Like clockwork, we heard the low, responsible hum of Goose’s dad-mobile crunching the gravel drive. Then his booted steps up the stairs, and the creak of the front door as it opened and shut.

“We found a house!” Goose announced from the foyer.

“Yay!” We all said in unison as we applauded.

“It’s down the road, has a room for both the kids and me, and it’s right by their school.” He pulled off his jacket, shaking the snow off before putting it on the coat rack. “Which means the little brats can walk there.”

“You say that,” Taz teased, looking over her shoulder at him. “But I bet you twenty bucks, you’re gonna be a crossing guard so that you spend more time with your spawn.”

“Is crossing guard a real job?” Goose asked, his head popping up like he had just heard something intriguing.

Taz and Griff looked at each other, smiled, and chuckled as if they were sharing an inside joke. They weren’t. The truth was that since the loss of his wife, Goose had been a more attentive parent than necessary, trying to compensate for his children’s lack of a maternal figure.
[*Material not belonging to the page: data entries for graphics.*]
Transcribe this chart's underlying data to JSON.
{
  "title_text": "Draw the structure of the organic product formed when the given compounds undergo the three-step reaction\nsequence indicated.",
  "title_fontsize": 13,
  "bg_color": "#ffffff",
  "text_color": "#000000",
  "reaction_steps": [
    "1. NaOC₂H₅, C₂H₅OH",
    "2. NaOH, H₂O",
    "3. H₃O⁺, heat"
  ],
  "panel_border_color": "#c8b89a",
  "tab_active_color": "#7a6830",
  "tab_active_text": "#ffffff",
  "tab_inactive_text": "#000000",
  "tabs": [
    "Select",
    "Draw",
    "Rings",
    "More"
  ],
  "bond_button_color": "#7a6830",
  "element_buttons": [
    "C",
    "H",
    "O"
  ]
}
The guilt of not having been the primary parent until that point weighed down on him every single day. Even I could see that.

“I’m pretty sure that it’s not,” Lotte smiled as she started spooning out pancakes and bacon to everyone at the table. “Will someone get Veder and tell him to come in and eat?”

Where the hell was Veder? I didn’t see him moping around the barn that morning. What kind of trouble was he getting himself into?

“Or don’t,” Griff said, with a shrug. Taz slapped him on the shoulder, and he theatrically winced, massaging where she hit. “What the hell? I’m injured, Psycho! You should be nicer to me.”

“I helped you take a piss in the middle of the night,” Taz pursed her lips. “I’m plenty nice to you.”

“I’m only wounded because of you!” Griff leaned into her, giving her a wry smile. “You let someone get right up on you! You hadnosituational awareness that night!”

“I was waiting to set off my babies…”

“Who calls explosives their babies?” Griff interrupts her. “How un-fucking-hinged is that?”

“As un-hinged as you’ll be when I start forcing you to use a bedpan at night.”

They went back and forth. Jesus, they were annoying. So was the constant stream of people coming in and out of the house. We were a week away from Christmas, and the house had more evergreen boughs inside than they did out. Everything was covered in red plaid fleece, and in small ways, Taz and Lotte were talking again. Not about anything important. Not yet.